Car free

The NYTimes hosted an online roundtable about the possibility of going car-free in America. Witold Rybczynski's entry contained one interesting note.



There are only six American downtown districts that are dense enough to support mass transit, which you need if you’re going to be carless: New York City (Midtown and Downtown), Chicago, Philadelphia, Boston and San Francisco. That’s it. The breaking-point for density and mass transit feasibility seems to be about 50 persons per acre, which means families living in flats and apartments, rather than single-family houses, even row houses. Not necessarily high-rise apartments, but at least walk-ups.

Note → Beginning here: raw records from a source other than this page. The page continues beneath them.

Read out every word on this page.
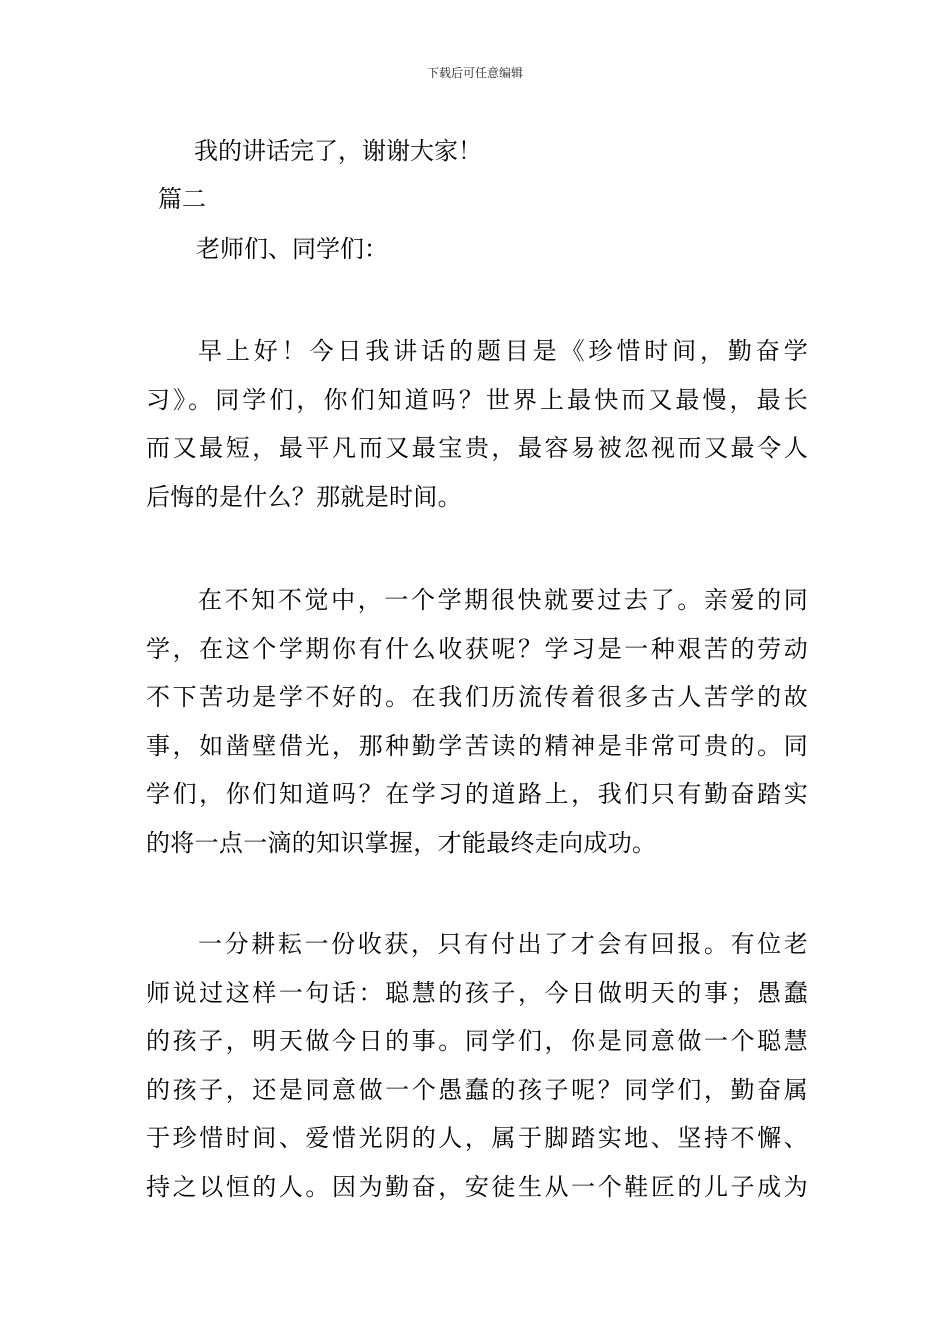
下载后可任意编辑
我的讲话完了，谢谢大家！
篇二
老师们、同学们：

早上好！今日我讲话的题目是《珍惜时间，勤奋学
习》。同学们，你们知道吗？世界上最快而又最慢，最长
而又最短，最平凡而又最宝贵，最容易被忽视而又最令人
后悔的是什么？那就是时间。

在不知不觉中，一个学期很快就要过去了。亲爱的同
学，在这个学期你有什么收获呢？学习是一种艰苦的劳动
不下苦功是学不好的。在我们历流传着很多古人苦学的故
事，如凿壁借光，那种勤学苦读的精神是非常可贵的。同
学们，你们知道吗？在学习的道路上，我们只有勤奋踏实
的将一点一滴的知识掌握，才能最终走向成功。

一分耕耘一份收获，只有付出了才会有回报。有位老
师说过这样一句话：聪慧的孩子，今日做明天的事；愚蠢
的孩子，明天做今日的事。同学们，你是同意做一个聪慧
的孩子，还是同意做一个愚蠢的孩子呢？同学们，勤奋属
于珍惜时间、爱惜光阴的人，属于脚踏实地、坚持不懈、
持之以恒的人。因为勤奋，安徒生从一个鞋匠的儿子成为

Since most Americans still prefer living in houses, this is a problem — at least as far as carlessness is concerned. A more realistic goal for most Americans would be a semi-carless community, that is, one that is walkable within the neighborhood for convenience shopping, school-going and errands, and drivable for weekly shopping, consumer purchases and so on. A combination of twins, townhouses and low-rise apartments. Think of it as a halfway house.



It is sad to not see LA listed among those, but I've long since resigned myself to the necessity of a car in this town.


Marc Schlossberg chimes in:



The goal should not be car-free, but car-appropriate. The car was a wonderful invention: door-to-door travel, in relative comfort, at the time of one’s choice. The costs of using the car for every type of trip, however, are finally apparent, from their contribution to global climate change, the national obesity epidemic from loss of daily physical activity and the 40,000 deaths per year on the roadways, to the social isolation and neighborhood fragmentation that the roadway system creates. The way forward is not to eliminate cars, but to relegate them to the tasks they do well.



He goes on to describe ways to minimize car use, the most interesting of which is to reduce availability of parking (after making walking a more viable option).